Sure it's not annoying you yet? That's only twice.
Unfortunately, from the get-go.. I couldn't get past that term. To find it being used as a descriptor over and over in a YA title, actually sort of shocked me. I've read Middle Grade books with more evolved vocabulary. I have no idea why the author thinks 18 year old boys would talk like this, in any world.. and frankly, I find it rather condescending to the YA crowd.
Course, she also treats the reader like they're clueless. Denault doesn't so much foreshadow events and reveals, as dangle them boldly beneath brightly lit neon signs, while pretending no one is the wiser. Not the reader.. and certainly not the characters. She does everything but scream plot points at you.. while the characters happily go on about their business blindly.

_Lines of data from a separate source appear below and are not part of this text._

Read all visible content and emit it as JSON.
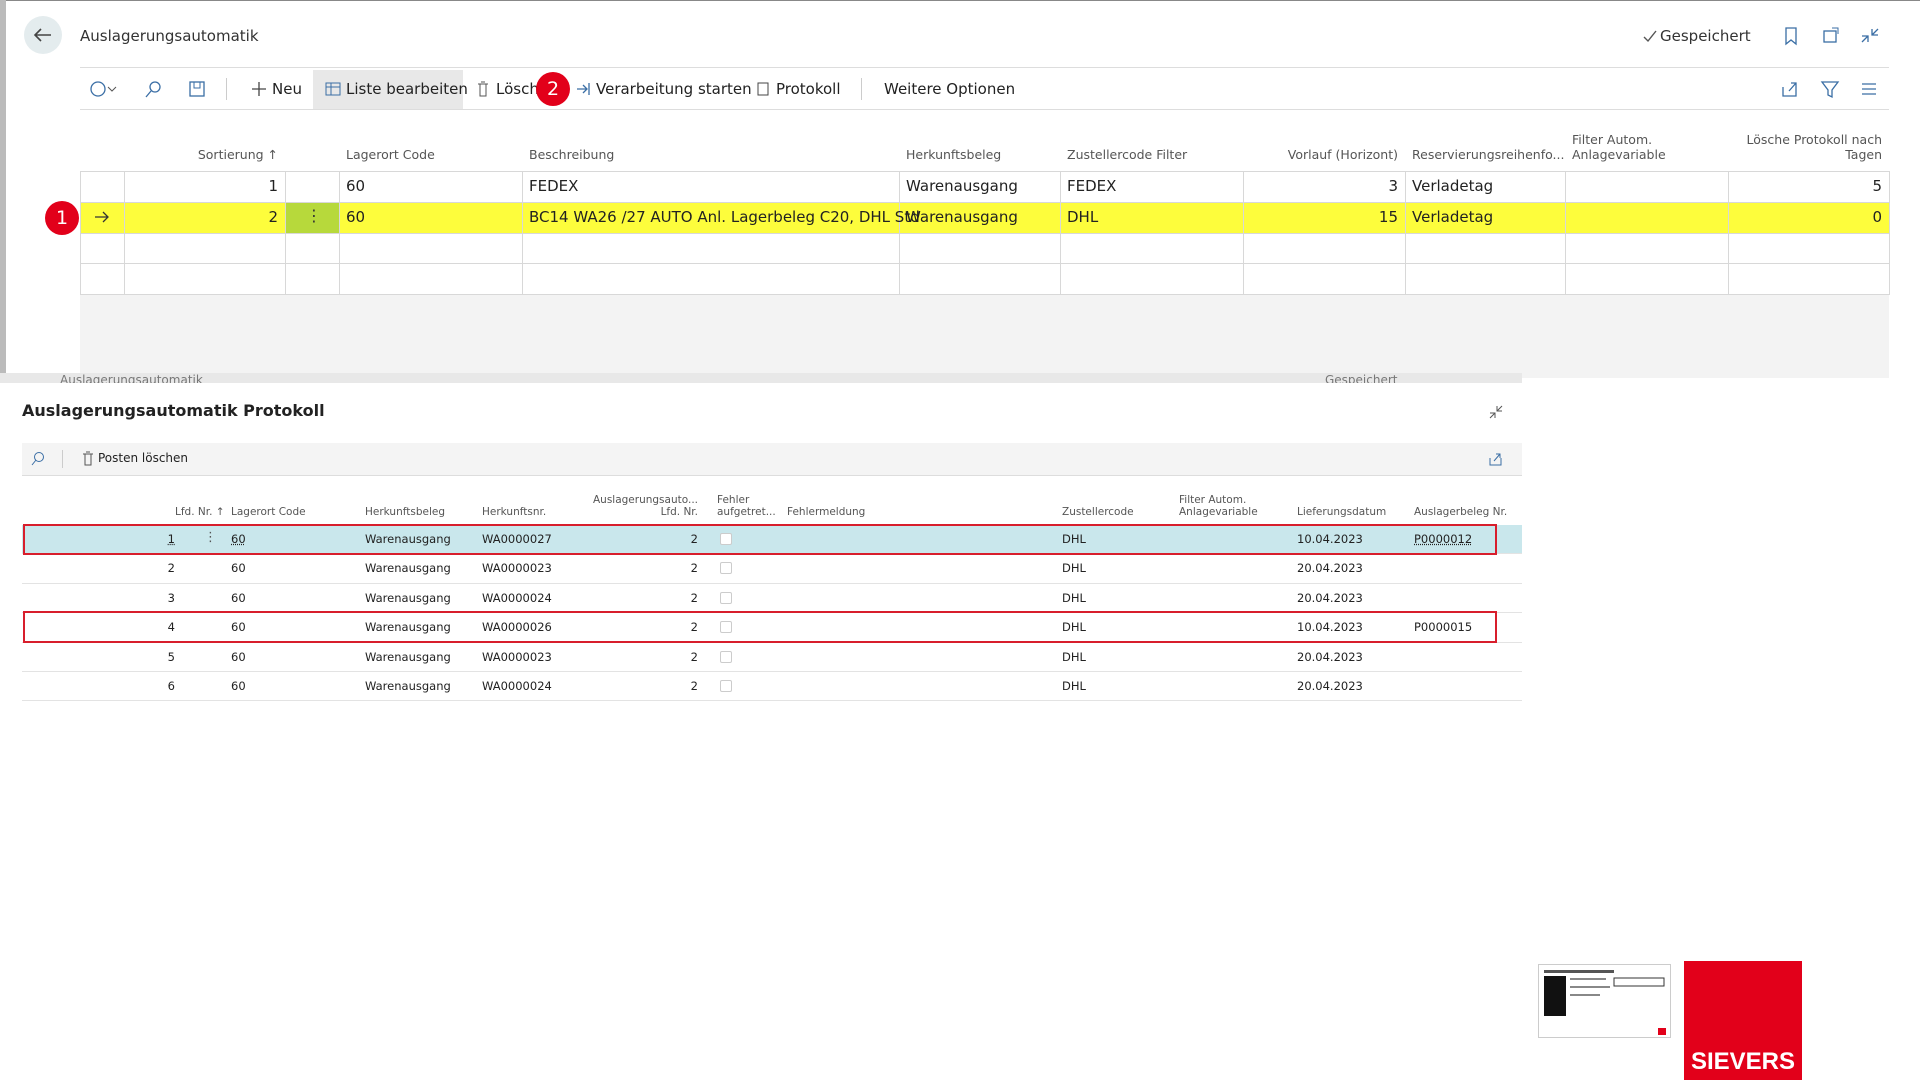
{
  "top": {
    "title": "Auslagerungsautomatik",
    "status": "Gespeichert",
    "actions": [
      "Neu",
      "Liste bearbeiten",
      "Löschen",
      "Verarbeitung starten",
      "Protokoll",
      "Weitere Optionen"
    ],
    "badges": [
      1,
      2
    ],
    "table": {
      "headers": [
        "Sortierung ↑",
        "Lagerort Code",
        "Beschreibung",
        "Herkunftsbeleg",
        "Zustellercode Filter",
        "Vorlauf (Horizont)",
        "Reservierungsreihenfo...",
        "Filter Autom.\nAnlagevariable",
        "Lösche Protokoll nach\nTagen"
      ],
      "rows": [
        [
          1,
          "60",
          "FEDEX",
          "Warenausgang",
          "FEDEX",
          3,
          "Verladetag",
          null,
          5
        ],
        [
          2,
          "60",
          "BC14 WA26 /27 AUTO Anl. Lagerbeleg C20, DHL Std",
          "Warenausgang",
          "DHL",
          15,
          "Verladetag",
          null,
          0
        ]
      ]
    }
  },
  "protocol": {
    "title": "Auslagerungsautomatik Protokoll",
    "actions": [
      "Posten löschen"
    ],
    "headers": [
      "Lfd. Nr. ↑",
      "Lagerort Code",
      "Herkunftsbeleg",
      "Herkunftsnr.",
      "Auslagerungsauto...\nLfd. Nr.",
      "Fehler\naufgetret...",
      "Fehlermeldung",
      "Zustellercode",
      "Filter Autom.\nAnlagevariable",
      "Lieferungsdatum",
      "Auslagerbeleg Nr."
    ],
    "rows": [
      [
        1,
        "60",
        "Warenausgang",
        "WA0000027",
        2,
        false,
        null,
        "DHL",
        null,
        "10.04.2023",
        "P0000012"
      ],
      [
        2,
        "60",
        "Warenausgang",
        "WA0000023",
        2,
        false,
        null,
        "DHL",
        null,
        "20.04.2023",
        null
      ],
      [
        3,
        "60",
        "Warenausgang",
        "WA0000024",
        2,
        false,
        null,
        "DHL",
        null,
        "20.04.2023",
        null
      ],
      [
        4,
        "60",
        "Warenausgang",
        "WA0000026",
        2,
        false,
        null,
        "DHL",
        null,
        "10.04.2023",
        "P0000015"
      ],
      [
        5,
        "60",
        "Warenausgang",
        "WA0000023",
        2,
        false,
        null,
        "DHL",
        null,
        "20.04.2023",
        null
      ],
      [
        6,
        "60",
        "Warenausgang",
        "WA0000024",
        2,
        false,
        null,
        "DHL",
        null,
        "20.04.2023",
        null
      ]
    ]
  },
  "logo": "SIEVERS"
}
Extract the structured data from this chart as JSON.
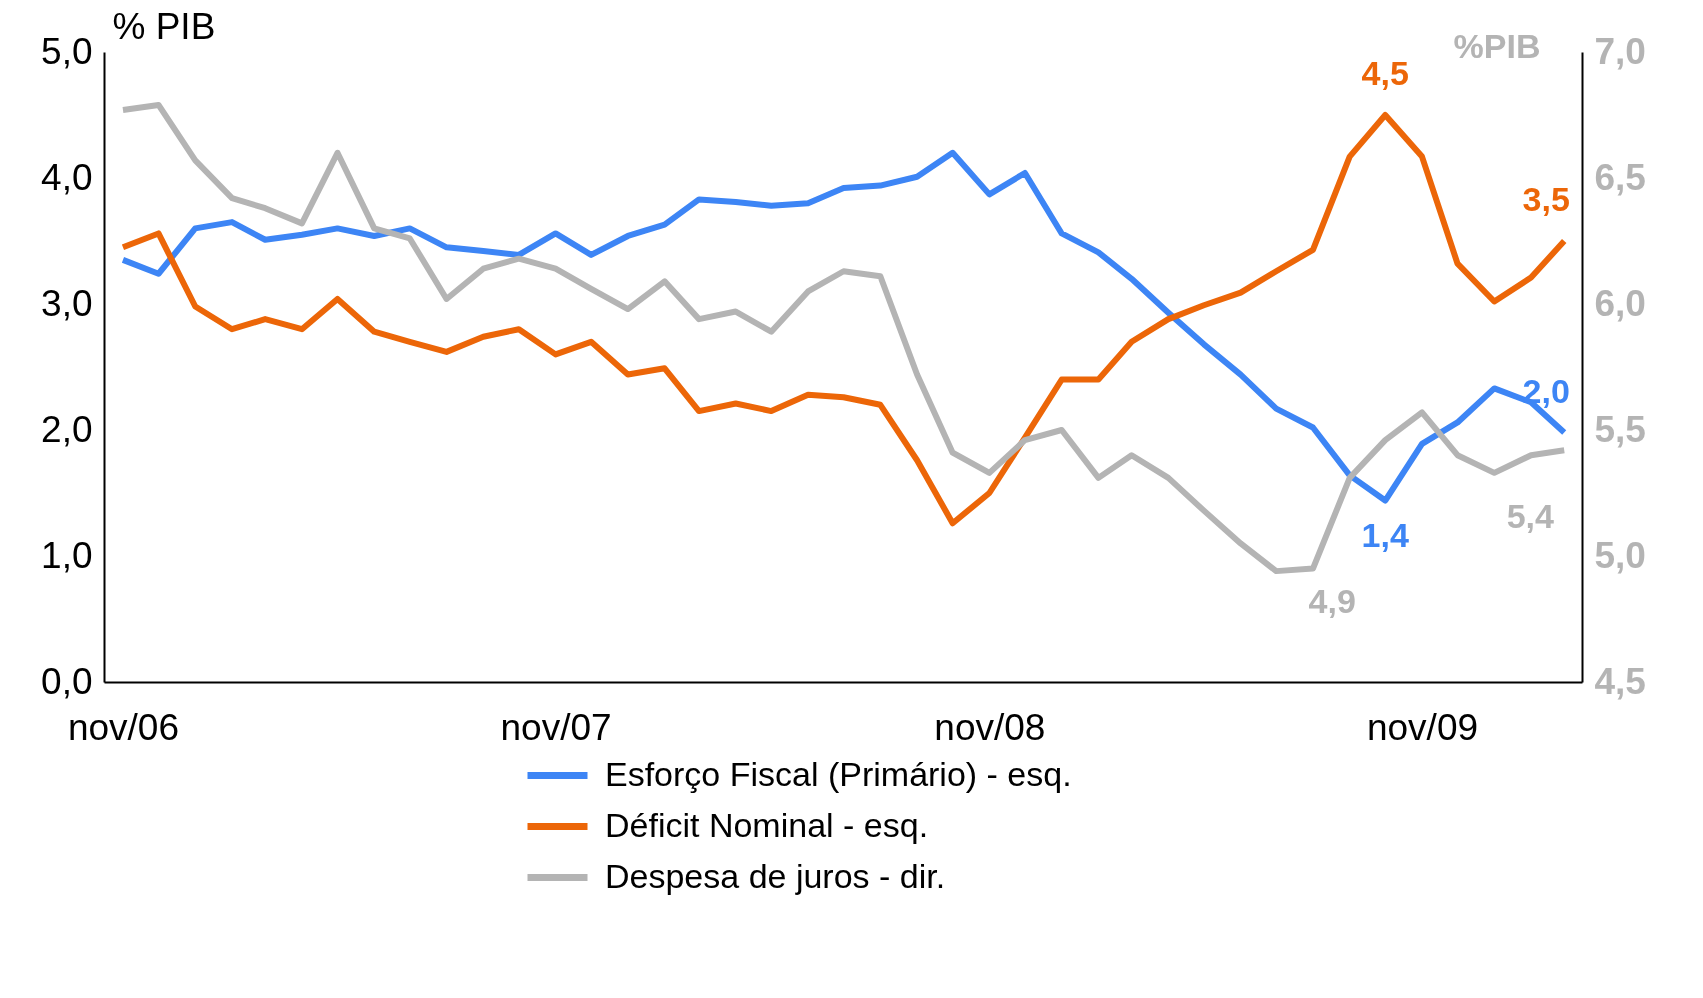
{
  "chart_data": {
    "type": "line",
    "ylabel": "% PIB",
    "y2label": "%PIB",
    "x": [
      "2006-11",
      "2006-12",
      "2007-01",
      "2007-02",
      "2007-03",
      "2007-04",
      "2007-05",
      "2007-06",
      "2007-07",
      "2007-08",
      "2007-09",
      "2007-10",
      "2007-11",
      "2007-12",
      "2008-01",
      "2008-02",
      "2008-03",
      "2008-04",
      "2008-05",
      "2008-06",
      "2008-07",
      "2008-08",
      "2008-09",
      "2008-10",
      "2008-11",
      "2008-12",
      "2009-01",
      "2009-02",
      "2009-03",
      "2009-04",
      "2009-05",
      "2009-06",
      "2009-07",
      "2009-08",
      "2009-09",
      "2009-10",
      "2009-11",
      "2009-12",
      "2010-01",
      "2010-02",
      "2010-03"
    ],
    "series": [
      {
        "name": "Esforço Fiscal (Primário) - esq.",
        "color": "#3d85f5",
        "values": [
          3.35,
          3.24,
          3.6,
          3.65,
          3.51,
          3.55,
          3.6,
          3.54,
          3.6,
          3.45,
          3.42,
          3.39,
          3.56,
          3.39,
          3.54,
          3.63,
          3.83,
          3.81,
          3.78,
          3.8,
          3.92,
          3.94,
          4.01,
          4.2,
          3.87,
          4.04,
          3.56,
          3.41,
          3.2,
          2.93,
          2.68,
          2.44,
          2.17,
          2.02,
          1.64,
          1.44,
          1.89,
          2.06,
          2.33,
          2.22,
          1.98
        ]
      },
      {
        "name": "Déficit Nominal - esq.",
        "color": "#ec6608",
        "values": [
          3.45,
          3.56,
          2.98,
          2.8,
          2.88,
          2.8,
          3.04,
          2.78,
          2.7,
          2.62,
          2.74,
          2.8,
          2.6,
          2.7,
          2.44,
          2.49,
          2.15,
          2.21,
          2.15,
          2.28,
          2.26,
          2.2,
          1.76,
          1.26,
          1.5,
          1.94,
          2.4,
          2.4,
          2.7,
          2.88,
          2.99,
          3.09,
          3.26,
          3.43,
          4.17,
          4.5,
          4.17,
          3.32,
          3.02,
          3.21,
          3.5
        ]
      },
      {
        "name": "Despesa de juros - dir.",
        "color": "#b4b4b4",
        "axis": "y2",
        "values": [
          6.77,
          6.79,
          6.57,
          6.42,
          6.38,
          6.32,
          6.6,
          6.3,
          6.26,
          6.02,
          6.14,
          6.18,
          6.14,
          6.06,
          5.98,
          6.09,
          5.94,
          5.97,
          5.89,
          6.05,
          6.13,
          6.11,
          5.72,
          5.41,
          5.33,
          5.46,
          5.5,
          5.31,
          5.4,
          5.31,
          5.18,
          5.05,
          4.94,
          4.95,
          5.31,
          5.46,
          5.57,
          5.4,
          5.33,
          5.4,
          5.42
        ]
      }
    ],
    "xlim": [
      "2006-10-16",
      "2010-03-16"
    ],
    "xticks": [
      {
        "value": "2006-11",
        "label": "nov/06"
      },
      {
        "value": "2007-11",
        "label": "nov/07"
      },
      {
        "value": "2008-11",
        "label": "nov/08"
      },
      {
        "value": "2009-11",
        "label": "nov/09"
      }
    ],
    "ylim": [
      0,
      5
    ],
    "yticks": [
      {
        "value": 0,
        "label": "0,0"
      },
      {
        "value": 1,
        "label": "1,0"
      },
      {
        "value": 2,
        "label": "2,0"
      },
      {
        "value": 3,
        "label": "3,0"
      },
      {
        "value": 4,
        "label": "4,0"
      },
      {
        "value": 5,
        "label": "5,0"
      }
    ],
    "y2lim": [
      4.5,
      7
    ],
    "y2ticks": [
      {
        "value": 4.5,
        "label": "4,5"
      },
      {
        "value": 5,
        "label": "5,0"
      },
      {
        "value": 5.5,
        "label": "5,5"
      },
      {
        "value": 6,
        "label": "6,0"
      },
      {
        "value": 6.5,
        "label": "6,5"
      },
      {
        "value": 7,
        "label": "7,0"
      }
    ],
    "annotations": [
      {
        "text": "4,5",
        "x": "2009-10",
        "y": 4.5
      },
      {
        "text": "3,5",
        "x": "2010-03",
        "y": 3.5
      },
      {
        "text": "2,0",
        "x": "2010-03",
        "y": 1.98
      },
      {
        "text": "1,4",
        "x": "2009-10",
        "y": 1.44
      },
      "4,9",
      "5,4"
    ],
    "grid": false,
    "legend": "bottom",
    "line_style": "solid"
  }
}
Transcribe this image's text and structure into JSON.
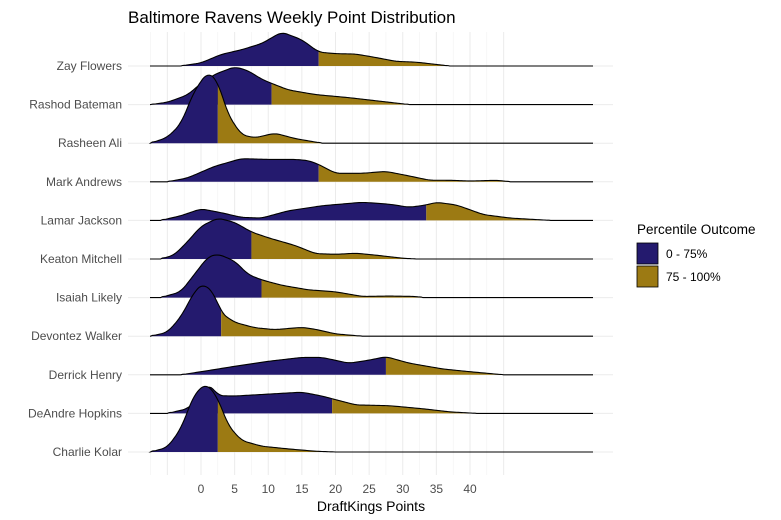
{
  "chart_data": {
    "type": "ridgeline-density",
    "title": "Baltimore Ravens Weekly Point Distribution",
    "xlabel": "DraftKings Points",
    "ylabel": "",
    "x_ticks": [
      0,
      5,
      10,
      15,
      20,
      25,
      30,
      35,
      40
    ],
    "x_tick_labels": [
      "0",
      "5",
      "10",
      "15",
      "20",
      "25",
      "30",
      "35",
      "40"
    ],
    "xlim": [
      -7.5,
      58.5
    ],
    "grid": true,
    "legend": {
      "title": "Percentile Outcome",
      "position": "right",
      "entries": [
        {
          "label": "0 - 75%",
          "color": "#241a6e"
        },
        {
          "label": "75 - 100%",
          "color": "#9c7a13"
        }
      ]
    },
    "density_unit": "fraction of row spacing",
    "series": [
      {
        "name": "Zay Flowers",
        "p75": 17.5,
        "curve": [
          [
            -3,
            0
          ],
          [
            0,
            0.08
          ],
          [
            3,
            0.3
          ],
          [
            6,
            0.42
          ],
          [
            9,
            0.58
          ],
          [
            12,
            0.88
          ],
          [
            15,
            0.68
          ],
          [
            17.5,
            0.36
          ],
          [
            20,
            0.32
          ],
          [
            23,
            0.31
          ],
          [
            26,
            0.22
          ],
          [
            29,
            0.12
          ],
          [
            32,
            0.1
          ],
          [
            35,
            0.04
          ],
          [
            37,
            0
          ]
        ]
      },
      {
        "name": "Rashod Bateman",
        "p75": 10.5,
        "curve": [
          [
            -7.5,
            0
          ],
          [
            -5,
            0.06
          ],
          [
            -2,
            0.25
          ],
          [
            0,
            0.55
          ],
          [
            2,
            0.78
          ],
          [
            5,
            0.98
          ],
          [
            7,
            0.88
          ],
          [
            9,
            0.66
          ],
          [
            10.5,
            0.55
          ],
          [
            13,
            0.38
          ],
          [
            17,
            0.26
          ],
          [
            22,
            0.18
          ],
          [
            26,
            0.1
          ],
          [
            30,
            0.02
          ],
          [
            31,
            0
          ]
        ]
      },
      {
        "name": "Rasheen Ali",
        "p75": 2.5,
        "curve": [
          [
            -7.5,
            0
          ],
          [
            -5,
            0.15
          ],
          [
            -3,
            0.5
          ],
          [
            -1,
            1.35
          ],
          [
            1,
            1.85
          ],
          [
            2.5,
            1.6
          ],
          [
            4,
            0.75
          ],
          [
            6,
            0.22
          ],
          [
            8,
            0.14
          ],
          [
            11,
            0.26
          ],
          [
            14,
            0.12
          ],
          [
            17,
            0.03
          ],
          [
            18,
            0
          ]
        ]
      },
      {
        "name": "Mark Andrews",
        "p75": 17.5,
        "curve": [
          [
            -5,
            0
          ],
          [
            -2,
            0.1
          ],
          [
            2,
            0.4
          ],
          [
            6,
            0.6
          ],
          [
            10,
            0.58
          ],
          [
            14,
            0.58
          ],
          [
            16,
            0.55
          ],
          [
            17.5,
            0.45
          ],
          [
            20,
            0.22
          ],
          [
            24,
            0.22
          ],
          [
            27.5,
            0.27
          ],
          [
            31,
            0.15
          ],
          [
            34,
            0.04
          ],
          [
            37,
            0.04
          ],
          [
            40,
            0.02
          ],
          [
            44,
            0.04
          ],
          [
            46,
            0
          ]
        ]
      },
      {
        "name": "Lamar Jackson",
        "p75": 33.5,
        "curve": [
          [
            -6,
            0
          ],
          [
            -3,
            0.12
          ],
          [
            0,
            0.3
          ],
          [
            3,
            0.2
          ],
          [
            6,
            0.08
          ],
          [
            9,
            0.06
          ],
          [
            13,
            0.25
          ],
          [
            18,
            0.38
          ],
          [
            24,
            0.47
          ],
          [
            28,
            0.42
          ],
          [
            31,
            0.34
          ],
          [
            33.5,
            0.4
          ],
          [
            35,
            0.47
          ],
          [
            38,
            0.4
          ],
          [
            42,
            0.15
          ],
          [
            46,
            0.06
          ],
          [
            52,
            0
          ]
        ]
      },
      {
        "name": "Keaton Mitchell",
        "p75": 7.5,
        "curve": [
          [
            -6,
            0
          ],
          [
            -4,
            0.1
          ],
          [
            -2,
            0.45
          ],
          [
            0,
            0.85
          ],
          [
            2.5,
            1.06
          ],
          [
            5,
            0.95
          ],
          [
            7.5,
            0.7
          ],
          [
            10,
            0.55
          ],
          [
            14,
            0.35
          ],
          [
            17,
            0.14
          ],
          [
            20,
            0.12
          ],
          [
            23,
            0.15
          ],
          [
            26,
            0.1
          ],
          [
            30,
            0.02
          ],
          [
            32,
            0
          ]
        ]
      },
      {
        "name": "Isaiah Likely",
        "p75": 9.0,
        "curve": [
          [
            -6,
            0
          ],
          [
            -3,
            0.15
          ],
          [
            -1,
            0.6
          ],
          [
            1,
            1.05
          ],
          [
            2.5,
            1.13
          ],
          [
            5,
            0.95
          ],
          [
            7,
            0.6
          ],
          [
            9,
            0.46
          ],
          [
            12,
            0.32
          ],
          [
            16,
            0.2
          ],
          [
            20,
            0.15
          ],
          [
            24,
            0.03
          ],
          [
            28,
            0.04
          ],
          [
            32,
            0.03
          ],
          [
            33,
            0
          ]
        ]
      },
      {
        "name": "Devontez Walker",
        "p75": 3.0,
        "curve": [
          [
            -7.5,
            0
          ],
          [
            -5,
            0.1
          ],
          [
            -3,
            0.5
          ],
          [
            -1,
            1.15
          ],
          [
            0.3,
            1.37
          ],
          [
            2,
            1.1
          ],
          [
            3,
            0.6
          ],
          [
            5,
            0.36
          ],
          [
            8,
            0.22
          ],
          [
            11,
            0.17
          ],
          [
            15,
            0.23
          ],
          [
            17,
            0.18
          ],
          [
            20,
            0.06
          ],
          [
            24,
            0
          ]
        ]
      },
      {
        "name": "Derrick Henry",
        "p75": 27.5,
        "curve": [
          [
            -3,
            0
          ],
          [
            0,
            0.08
          ],
          [
            5,
            0.22
          ],
          [
            10,
            0.35
          ],
          [
            15,
            0.45
          ],
          [
            18,
            0.45
          ],
          [
            22,
            0.3
          ],
          [
            25,
            0.38
          ],
          [
            27.5,
            0.47
          ],
          [
            31,
            0.3
          ],
          [
            36,
            0.15
          ],
          [
            40,
            0.08
          ],
          [
            45,
            0
          ]
        ]
      },
      {
        "name": "DeAndre Hopkins",
        "p75": 19.5,
        "curve": [
          [
            -5,
            0
          ],
          [
            -2,
            0.12
          ],
          [
            0,
            0.45
          ],
          [
            1,
            0.78
          ],
          [
            2,
            0.6
          ],
          [
            2.5,
            0.46
          ],
          [
            5,
            0.45
          ],
          [
            10,
            0.5
          ],
          [
            15,
            0.55
          ],
          [
            18,
            0.45
          ],
          [
            19.5,
            0.38
          ],
          [
            23,
            0.22
          ],
          [
            28,
            0.2
          ],
          [
            33,
            0.12
          ],
          [
            37,
            0.04
          ],
          [
            41,
            0
          ]
        ]
      },
      {
        "name": "Charlie Kolar",
        "p75": 2.5,
        "curve": [
          [
            -7.5,
            0
          ],
          [
            -5,
            0.12
          ],
          [
            -3,
            0.6
          ],
          [
            -1,
            1.5
          ],
          [
            0.8,
            1.78
          ],
          [
            2.5,
            1.4
          ],
          [
            4,
            0.7
          ],
          [
            6,
            0.3
          ],
          [
            9,
            0.15
          ],
          [
            13,
            0.08
          ],
          [
            17,
            0.02
          ],
          [
            20,
            0
          ]
        ]
      }
    ]
  }
}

"Next to bacon, sleep is a werewolfs best friend, and I'm not getting enough. It eludes me at night and then creeps up on me during the day."
Awesome. My next favorite things is bad canine jokes in were-shifter stories. Don't worry, she has plenty of "wet dog" references to go around too.. and she loves to refer to the shift as "wolfing out." Such literary eloquence.
What this story DOES have going for it.. is a lovely cover. Absolutely gorgeous.
No, I kid, there's more. Not much, but some.
There is a really intriguing take on the vampire species. Sure, you have the regular old vitamin-D challenged bloodsuckers, but there's also another type that's able to take animal form to move around in the daylight and ingest normal foods, then they're able to resume their usual cold, undead(?) form when they don't want to use that one.
That's pretty much it though. The battles are kind of silly and a fair amount of the story is told in wolf form talking about licking muzzles and urinating on everything to mark territory. This was a painful read for me and I had to really force myself to finish the book.